The Persona developer docs have a very good introduction to Implementing an Identity Provider, so I will not repeat all the details here. Instead I will highlight some of the key aspects of my implementation.
It's open-source and available on github, so if you're feeling adventurous then feel free to play around with it and re-purpose it for your own site. But do read on for some important security disclaimers...
The security of the BrowserID protocol depends heavily on SSL to authenticate each Identity Provider. Without it, anyone could set up a spoof "rfk.id.au" site and claim to be providing persona support with their own set of keys.

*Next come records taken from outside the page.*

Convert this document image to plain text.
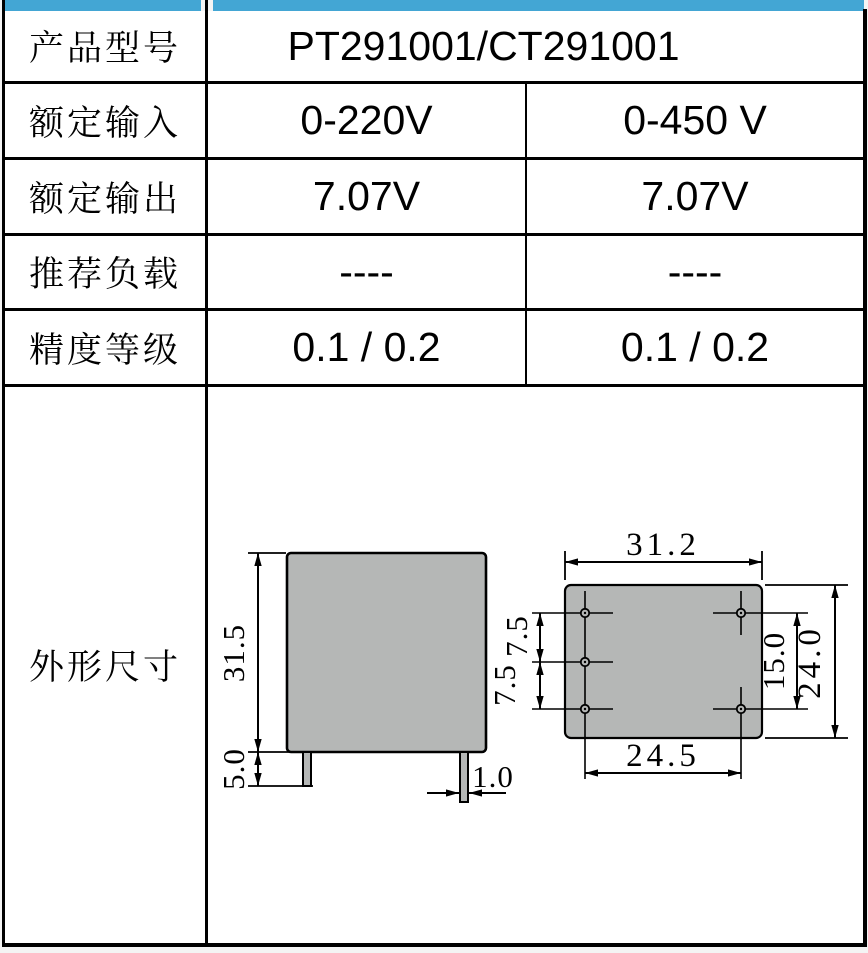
产品型号	PT291001/CT291001
额定输入	0-220V	0-450 V
额定输出	7.07V	7.07V
推荐负载	----	----
精度等级	0.1 / 0.2	0.1 / 0.2
外形尺寸 31.5
5.0	1.0
31.2
24.0
15.0
7.5
7.5
24.5
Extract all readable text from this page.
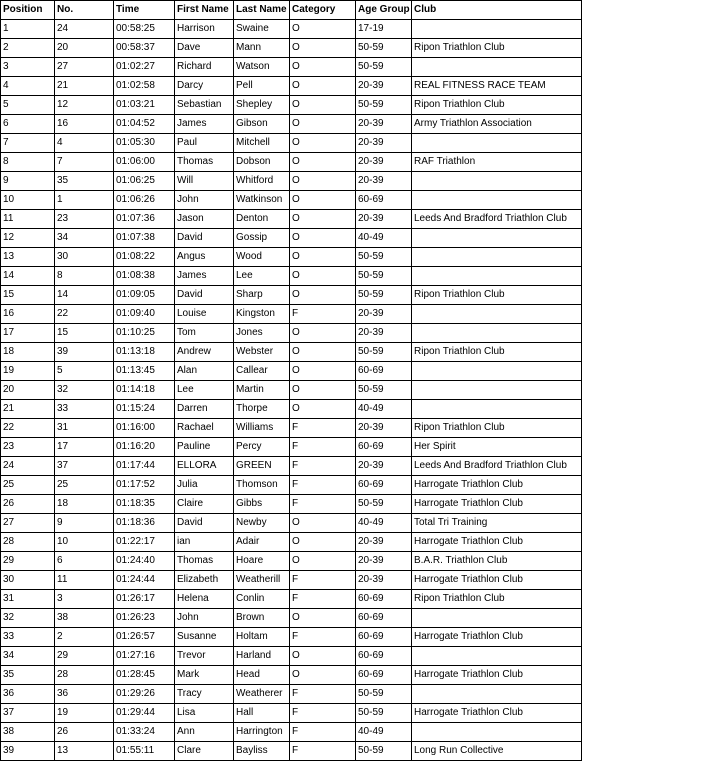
Position	No.	Time	First Name	Last Name	Category	Age Group	Club
1	24	00:58:25	Harrison	Swaine	O	17-19	
2	20	00:58:37	Dave	Mann	O	50-59	Ripon Triathlon Club
3	27	01:02:27	Richard	Watson	O	50-59	
4	21	01:02:58	Darcy	Pell	O	20-39	REAL FITNESS RACE TEAM
5	12	01:03:21	Sebastian	Shepley	O	50-59	Ripon Triathlon Club
6	16	01:04:52	James	Gibson	O	20-39	Army Triathlon Association
7	4	01:05:30	Paul	Mitchell	O	20-39	
8	7	01:06:00	Thomas	Dobson	O	20-39	RAF Triathlon
9	35	01:06:25	Will	Whitford	O	20-39	
10	1	01:06:26	John	Watkinson	O	60-69	
11	23	01:07:36	Jason	Denton	O	20-39	Leeds And Bradford Triathlon Club
12	34	01:07:38	David	Gossip	O	40-49	
13	30	01:08:22	Angus	Wood	O	50-59	
14	8	01:08:38	James	Lee	O	50-59	
15	14	01:09:05	David	Sharp	O	50-59	Ripon Triathlon Club
16	22	01:09:40	Louise	Kingston	F	20-39	
17	15	01:10:25	Tom	Jones	O	20-39	
18	39	01:13:18	Andrew	Webster	O	50-59	Ripon Triathlon Club
19	5	01:13:45	Alan	Callear	O	60-69	
20	32	01:14:18	Lee	Martin	O	50-59	
21	33	01:15:24	Darren	Thorpe	O	40-49	
22	31	01:16:00	Rachael	Williams	F	20-39	Ripon Triathlon Club
23	17	01:16:20	Pauline	Percy	F	60-69	Her Spirit
24	37	01:17:44	ELLORA	GREEN	F	20-39	Leeds And Bradford Triathlon Club
25	25	01:17:52	Julia	Thomson	F	60-69	Harrogate Triathlon Club
26	18	01:18:35	Claire	Gibbs	F	50-59	Harrogate Triathlon Club
27	9	01:18:36	David	Newby	O	40-49	Total Tri Training
28	10	01:22:17	ian	Adair	O	20-39	Harrogate Triathlon Club
29	6	01:24:40	Thomas	Hoare	O	20-39	B.A.R. Triathlon Club
30	11	01:24:44	Elizabeth	Weatherill	F	20-39	Harrogate Triathlon Club
31	3	01:26:17	Helena	Conlin	F	60-69	Ripon Triathlon Club
32	38	01:26:23	John	Brown	O	60-69	
33	2	01:26:57	Susanne	Holtam	F	60-69	Harrogate Triathlon Club
34	29	01:27:16	Trevor	Harland	O	60-69	
35	28	01:28:45	Mark	Head	O	60-69	Harrogate Triathlon Club
36	36	01:29:26	Tracy	Weatherer	F	50-59	
37	19	01:29:44	Lisa	Hall	F	50-59	Harrogate Triathlon Club
38	26	01:33:24	Ann	Harrington	F	40-49	
39	13	01:55:11	Clare	Bayliss	F	50-59	Long Run Collective
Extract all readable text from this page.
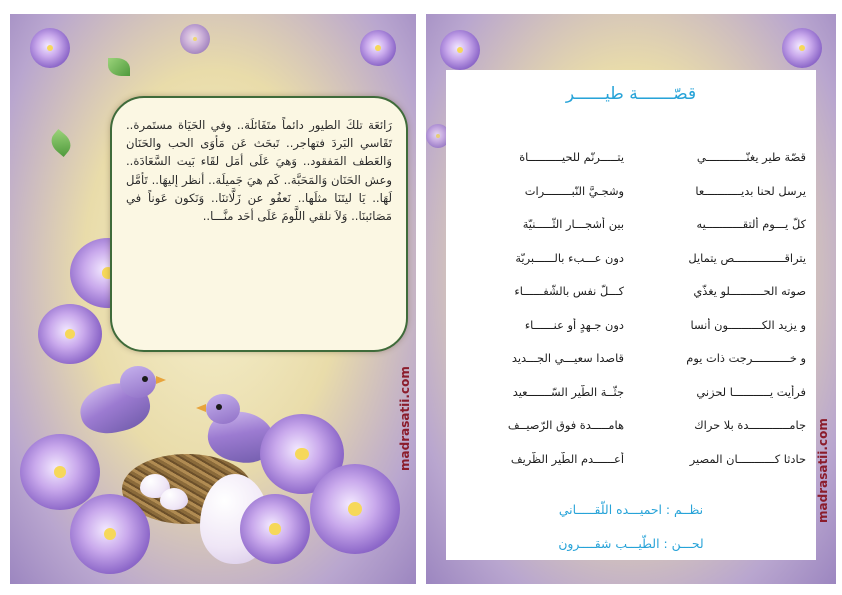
رَائعَة تلكَ الطيور دائماً متَفَائلَة.. وفي الحَيَاة مستَمرة.. تَقَاسي البَردَ فتهاجر.. تَبحَث عَن مَأوَى الحب والحَنَان وَالعَطف المَفقود.. وَهيَ عَلَى أمَل لقَاء بَيت السَّعَادَة.. وعش الحَنَان وَالمَحَبَّة.. كَم هيَ جَميلَة.. أنظر إليهَا.. تَأمَّل لَهَا.. يَا ليتَنَا مثلَها.. نَعفُو عن زَلَّاتنَا.. وَنَكون عَوناً في مَصَائبنَا.. وَلاَ نلقي اللَّومَ عَلَى أحَد منَّـــا..
madrasatii.com
قصّـــــــة طيــــــر
قصّة طير يغنّــــــــــــي
يتـــــرنّم للحيــــــــــاة
يرسل لحنا بديـــــــــــعا
وشجـيَّ النّبــــــــرات
كلّ يـــوم ألتقـــــــــــيه
بين أشجـــار الثّـــــنيّة
يتراقـــــــــــــــص يتمايل
دون عـــبء بالــــــبريّة
صوته الحــــــــــلو يغذّي
كـــلّ نفس بالشّفــــــاء
و يزيد الكــــــــــون أنسا
دون جـهدٍ أو عنــــــاء
و خـــــــــــرجت ذات يوم
قاصدا سعيـــي الجـــديد
فرأيت يـــــــــــا لحزني
جثّــة الطّير السّـــــــعيد
جامــــــــــــدة بلا حراك
هامـــــدة فوق الرّصيــف
حادثا كـــــــــــان المصير
أعــــــدم الطّير الظّريف
نظــم : احميـــده اللّقـــــاني
لحـــن : الطّيـــب شقــــرون
madrasatii.com
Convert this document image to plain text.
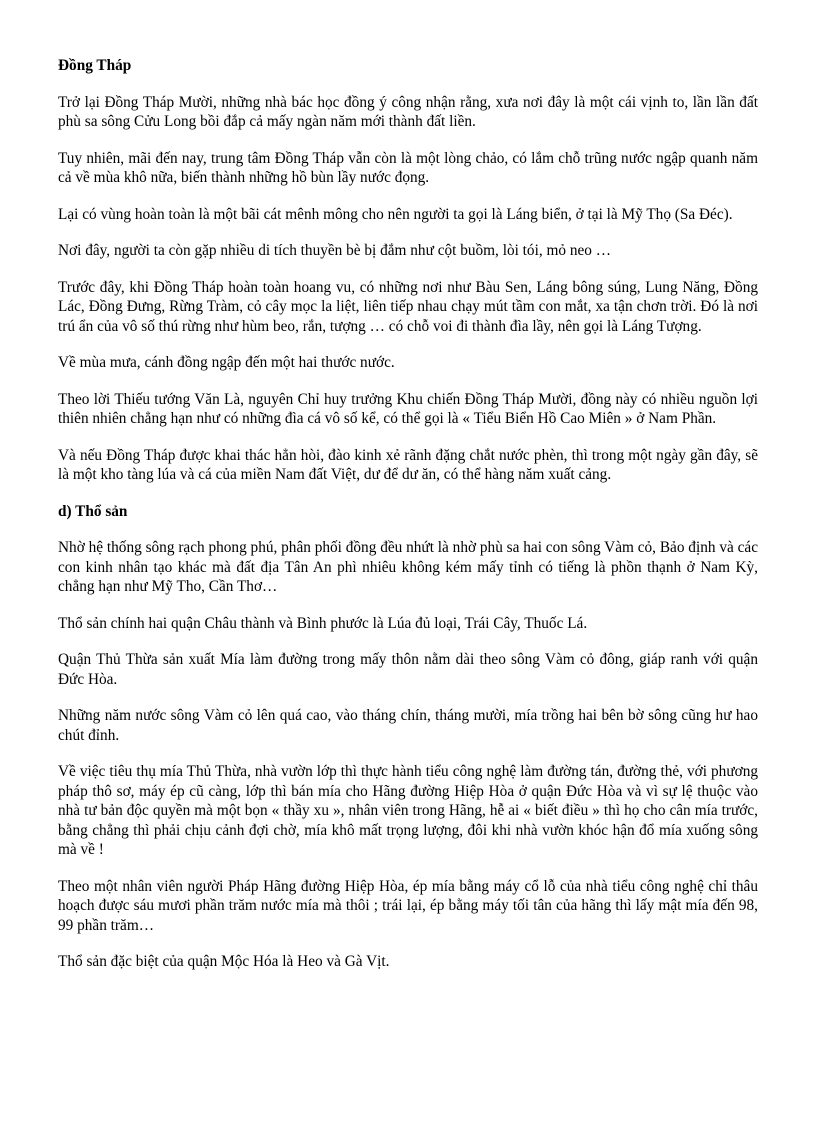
Đồng Tháp

Trở lại Đồng Tháp Mười, những nhà bác học đồng ý công nhận rằng, xưa nơi đây là một cái vịnh to, lần lần đất phù sa sông Cửu Long bồi đắp cả mấy ngàn năm mới thành đất liền.

Tuy nhiên, mãi đến nay, trung tâm Đồng Tháp vẫn còn là một lòng chảo, có lắm chỗ trũng nước ngập quanh năm cả về mùa khô nữa, biến thành những hồ bùn lầy nước đọng.

Lại có vùng hoàn toàn là một bãi cát mênh mông cho nên người ta gọi là Láng biển, ở tại là Mỹ Thọ (Sa Đéc).

Nơi đây, người ta còn gặp nhiều di tích thuyền bè bị đắm như cột buồm, lòi tói, mỏ neo …

Trước đây, khi Đồng Tháp hoàn toàn hoang vu, có những nơi như Bàu Sen, Láng bông súng, Lung Năng, Đồng Lác, Đồng Đưng, Rừng Tràm, cỏ cây mọc la liệt, liên tiếp nhau chạy mút tầm con mắt, xa tận chơn trời. Đó là nơi trú ẩn của vô số thú rừng như hùm beo, rắn, tượng … có chỗ voi đi thành đìa lầy, nên gọi là Láng Tượng.

Về mùa mưa, cánh đồng ngập đến một hai thước nước.

Theo lời Thiếu tướng Văn Là, nguyên Chỉ huy trưởng Khu chiến Đồng Tháp Mười, đồng này có nhiều nguồn lợi thiên nhiên chẳng hạn như có những đìa cá vô số kể, có thể gọi là « Tiểu Biển Hồ Cao Miên » ở Nam Phần.

Và nếu Đồng Tháp được khai thác hẳn hòi, đào kinh xẻ rãnh đặng chắt nước phèn, thì trong một ngày gần đây, sẽ là một kho tàng lúa và cá của miền Nam đất Việt, dư để dư ăn, có thể hàng năm xuất cảng.

d) Thổ sản

Nhờ hệ thống sông rạch phong phú, phân phối đồng đều nhứt là nhờ phù sa hai con sông Vàm cỏ, Bảo định và các con kinh nhân tạo khác mà đất địa Tân An phì nhiêu không kém mấy tỉnh có tiếng là phồn thạnh ở Nam Kỳ, chẳng hạn như Mỹ Tho, Cần Thơ…

Thổ sản chính hai quận Châu thành và Bình phước là Lúa đủ loại, Trái Cây, Thuốc Lá.

Quận Thủ Thừa sản xuất Mía làm đường trong mấy thôn nằm dài theo sông Vàm cỏ đông, giáp ranh với quận Đức Hòa.

Những năm nước sông Vàm cỏ lên quá cao, vào tháng chín, tháng mười, mía trồng hai bên bờ sông cũng hư hao chút đỉnh.

Về việc tiêu thụ mía Thủ Thừa, nhà vườn lớp thì thực hành tiểu công nghệ làm đường tán, đường thẻ, với phương pháp thô sơ, máy ép cũ càng, lớp thì bán mía cho Hãng đường Hiệp Hòa ở quận Đức Hòa và vì sự lệ thuộc vào nhà tư bản độc quyền mà một bọn « thầy xu », nhân viên trong Hãng, hễ ai « biết điều » thì họ cho cân mía trước, bằng chẳng thì phải chịu cảnh đợi chờ, mía khô mất trọng lượng, đôi khi nhà vườn khóc hận đổ mía xuống sông mà về !

Theo một nhân viên người Pháp Hãng đường Hiệp Hòa, ép mía bằng máy cổ lỗ của nhà tiểu công nghệ chỉ thâu hoạch được sáu mươi phần trăm nước mía mà thôi ; trái lại, ép bằng máy tối tân của hãng thì lấy mật mía đến 98, 99 phần trăm…

Thổ sản đặc biệt của quận Mộc Hóa là Heo và Gà Vịt.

Being a simple personal website, I had never bothered to set up SSL for this domain, and I was worried that the expense of doing so might make this whole endeavour a non-starter. Fortunately it is possible to obtain free personal SSL certificates from StartCom without too much hassle. These certificates are accepted without complaint by all major browsers and by the persona.org verifier service.
Private Key Security
Here's where things get tricky: there is no server-side code behind this website.
I've come up with a solution which I think should be secure enough for my purposes. If any security gurus want to show me how wrong I am, I'm all ears.
If you take another peek at my BrowserID support document, you'll see it has an additional field called "encrypted-private-key". That's the private key data, encrypted with a passphrase known only to me. When I visit the authentication page it will prompt for my passphrase, use it to decrypt the private key data, then store it in the browser's sessionStorage object. When I visit the provisioning page it will read the decrypted private key data from sessionStorage and use it to sign the necessary certificates.
This works well enough, but it does have some important security considerations:
- Anyone who can read my sessionStorage data could steal the decrypted private key. The browser should protect me here, since sessionStorage comes with a strong same-origin security policy and is purged when the login dialog closes. But bugs do happen. (Thanks to François Marier for suggesting that sessionStorage would be safer than cookies for this data).
- Anyone who knows my passphrase can authenticate with any address on the "rfk.id.au" domain. Since I'm the only one who knows it, and the only person with addresses on that domain, this is an acceptable compromise. Obviously it wouldn't work out so well for domains with multiple users.
To emphasise: a real multi-user setup would generate certificates by making an authenticated HTTP request, so that the private key never has to leave the server.
If I had any custom server code running already, I would do the certificate signing on the server. If you have custom server code running already, then you should do the certificate signing on the server. The above is, frankly, a hack so that I can avoid the need to sysadmin anything. It's possible that I will live to regret my Engineering Hubris.